Según el Inegi, 120 mil mujeres sinaloenses están dispuestas a trabajar, pero no tienen empleo.

El segundo informe de gobierno da cuenta de que la Secretaría de las Mujeres canalizó a 64 mujeres a programas de proyectos productivos y a 309 para becas de capacitación laboral. En total, 373 beneficiadas.

Estos números muestran que no hay una política gubernamental de crecimiento económico inclusivo ni de incorporación femenina al trabajo remunerado.

No hay un conjunto de acciones organizadas con metas suficientemente importantes que se evalúen y corrijan periódicamente para que las mujeres sinaloenses obtengan un empleo formal o desarrollen sus proyectos productivos.

Las dependencias implicadas con el mercado laboral atienden mujeres por casualidad, no por intencionalidad, y lo hacen sin enfoque de género.

En Sinaloa hay muchas barreras para que ellas tengan un empleo; les es más difícil conseguirlo que a los varones.

En junio de este año, el 74 por ciento de los hombres en edad de trabajar eran parte de la población económicamente activa, pero en el caso de las mujeres, sólo el 48 por ciento.

En Estados Unidos la participación femenina es de 56 por ciento; en Canadá, 59; en CDMX, 53; en BCS, 55; en Colima, 56.

La posición de ellas en las empresas también es inferior.

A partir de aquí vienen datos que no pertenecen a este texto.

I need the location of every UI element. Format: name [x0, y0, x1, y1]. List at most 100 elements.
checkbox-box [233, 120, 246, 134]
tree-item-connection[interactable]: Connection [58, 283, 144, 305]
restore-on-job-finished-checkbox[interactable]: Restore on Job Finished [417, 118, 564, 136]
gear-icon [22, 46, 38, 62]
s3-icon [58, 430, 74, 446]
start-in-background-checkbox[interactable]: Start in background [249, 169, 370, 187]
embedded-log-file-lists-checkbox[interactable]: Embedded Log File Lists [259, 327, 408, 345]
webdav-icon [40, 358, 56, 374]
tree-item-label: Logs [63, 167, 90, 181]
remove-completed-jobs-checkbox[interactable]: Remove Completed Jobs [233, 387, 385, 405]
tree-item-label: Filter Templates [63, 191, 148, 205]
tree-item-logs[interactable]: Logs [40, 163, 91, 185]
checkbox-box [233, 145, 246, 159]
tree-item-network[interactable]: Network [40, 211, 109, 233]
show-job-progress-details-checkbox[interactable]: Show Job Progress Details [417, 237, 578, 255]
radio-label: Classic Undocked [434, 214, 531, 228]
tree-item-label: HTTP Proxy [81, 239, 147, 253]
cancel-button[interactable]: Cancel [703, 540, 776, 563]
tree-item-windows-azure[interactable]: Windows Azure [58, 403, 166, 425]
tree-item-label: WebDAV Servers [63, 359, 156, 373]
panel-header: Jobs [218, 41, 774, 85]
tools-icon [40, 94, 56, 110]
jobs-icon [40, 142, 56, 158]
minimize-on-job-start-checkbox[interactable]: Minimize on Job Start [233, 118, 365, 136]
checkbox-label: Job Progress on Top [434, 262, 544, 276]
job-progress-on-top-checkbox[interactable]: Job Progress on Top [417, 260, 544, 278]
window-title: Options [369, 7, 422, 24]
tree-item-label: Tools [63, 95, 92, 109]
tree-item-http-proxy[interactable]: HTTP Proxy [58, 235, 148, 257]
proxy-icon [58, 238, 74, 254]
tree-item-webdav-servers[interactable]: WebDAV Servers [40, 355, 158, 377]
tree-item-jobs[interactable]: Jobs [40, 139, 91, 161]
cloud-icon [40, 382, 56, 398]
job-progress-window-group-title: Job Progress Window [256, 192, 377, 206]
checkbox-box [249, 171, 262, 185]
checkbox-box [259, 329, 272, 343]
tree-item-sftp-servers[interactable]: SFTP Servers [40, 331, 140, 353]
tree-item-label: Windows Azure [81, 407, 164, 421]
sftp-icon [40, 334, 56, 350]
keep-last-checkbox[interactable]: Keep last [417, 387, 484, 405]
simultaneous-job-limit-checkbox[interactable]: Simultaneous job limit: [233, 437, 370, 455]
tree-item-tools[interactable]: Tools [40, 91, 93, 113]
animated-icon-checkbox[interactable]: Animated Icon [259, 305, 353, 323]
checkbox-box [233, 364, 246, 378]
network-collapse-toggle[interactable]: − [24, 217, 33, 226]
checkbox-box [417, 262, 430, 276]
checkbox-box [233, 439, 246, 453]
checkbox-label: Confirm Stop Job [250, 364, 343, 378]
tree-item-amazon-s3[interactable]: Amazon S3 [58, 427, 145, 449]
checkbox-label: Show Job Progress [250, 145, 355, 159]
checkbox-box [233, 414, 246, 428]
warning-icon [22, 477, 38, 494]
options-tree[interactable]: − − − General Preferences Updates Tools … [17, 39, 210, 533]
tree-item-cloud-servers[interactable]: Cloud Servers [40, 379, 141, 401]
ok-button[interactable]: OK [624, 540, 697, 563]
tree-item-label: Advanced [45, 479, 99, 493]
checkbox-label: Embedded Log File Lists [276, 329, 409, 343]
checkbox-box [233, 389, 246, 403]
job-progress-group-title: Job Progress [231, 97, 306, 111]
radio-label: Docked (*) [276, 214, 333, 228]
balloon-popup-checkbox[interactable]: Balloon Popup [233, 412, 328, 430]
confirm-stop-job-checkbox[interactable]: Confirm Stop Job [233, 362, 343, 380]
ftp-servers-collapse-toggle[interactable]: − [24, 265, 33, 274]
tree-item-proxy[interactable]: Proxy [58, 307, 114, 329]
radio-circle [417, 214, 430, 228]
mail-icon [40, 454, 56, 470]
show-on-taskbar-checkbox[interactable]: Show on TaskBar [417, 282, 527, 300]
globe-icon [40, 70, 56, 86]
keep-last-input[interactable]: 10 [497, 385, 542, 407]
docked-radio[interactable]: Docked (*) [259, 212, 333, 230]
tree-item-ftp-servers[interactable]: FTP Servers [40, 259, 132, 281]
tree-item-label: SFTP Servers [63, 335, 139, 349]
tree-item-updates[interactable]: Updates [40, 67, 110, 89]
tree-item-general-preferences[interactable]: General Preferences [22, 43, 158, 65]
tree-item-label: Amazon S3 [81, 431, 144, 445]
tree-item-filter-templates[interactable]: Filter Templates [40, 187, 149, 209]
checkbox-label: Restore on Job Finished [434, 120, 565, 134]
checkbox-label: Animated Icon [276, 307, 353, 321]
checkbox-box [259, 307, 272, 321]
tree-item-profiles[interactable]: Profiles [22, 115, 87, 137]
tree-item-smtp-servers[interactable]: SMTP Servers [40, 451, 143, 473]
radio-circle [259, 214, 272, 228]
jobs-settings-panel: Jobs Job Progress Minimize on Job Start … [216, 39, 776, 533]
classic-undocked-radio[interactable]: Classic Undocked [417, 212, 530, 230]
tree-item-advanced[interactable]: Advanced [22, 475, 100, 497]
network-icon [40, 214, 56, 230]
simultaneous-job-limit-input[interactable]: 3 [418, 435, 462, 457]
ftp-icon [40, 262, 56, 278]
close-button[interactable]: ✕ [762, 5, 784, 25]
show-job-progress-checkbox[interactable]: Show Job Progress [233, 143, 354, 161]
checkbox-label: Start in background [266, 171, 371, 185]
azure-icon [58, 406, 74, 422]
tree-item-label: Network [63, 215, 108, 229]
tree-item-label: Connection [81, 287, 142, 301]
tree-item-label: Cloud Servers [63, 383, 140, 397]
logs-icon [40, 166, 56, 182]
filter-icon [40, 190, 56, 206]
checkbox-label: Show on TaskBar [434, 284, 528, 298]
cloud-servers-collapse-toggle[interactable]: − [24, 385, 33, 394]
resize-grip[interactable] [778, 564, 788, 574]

Hay 82 mil hombres empleadores, pero sólo 26 mil mujeres empleadoras.

El trabajo femenino es el más precario, el de menos ingresos.

El 36 por ciento de las trabajadoras sinaloenses están a tiempo parcial, el menor a 35 horas semanales, mientras que en los varones ese dato sólo es del 22 por ciento.

La Tasa de Subutilización de la Fuerza de Trabajo se ubicó en 14 por ciento para los hombres y 22 para las mujeres.

El 28 por ciento de la población femenina que trabaja no gana lo suficiente para adquirir la canasta alimentaria con que se mide la pobreza, esto es, cuatro puntos porcentuales más que en la población masculina.

En nuestro estado se desaprovecha el talento femenino; las mujeres aún no acceden plenamente al mercado laboral.

El Instituto Mexicano para la Competitividad (IMCO) construyó un índice con el que mide las barreras que enfrentan ellas en los aspectos cruciales para entrar a la economía remunerada: educación, tiempo disponible, oferta laboral y violencia de género, y analiza las condiciones clave que determinan su permanencia en el mercado laboral: calidad del empleo que se les ofrece, infraestructura de cuidados, así como las políticas de igualdad en los centros de trabajo.

En ese índice, Sinaloa ocupa el lugar 14. Bajamos cinco lugares en 2023.

Este estudio del IMCO y los trabajos de Claudia Goldin, Premio Nobel de Economía 2023, establecen rotundamente que la baja participación de mujeres y la falta de condiciones equitativas en el mercado laboral frena el potencial económico del país y del estado.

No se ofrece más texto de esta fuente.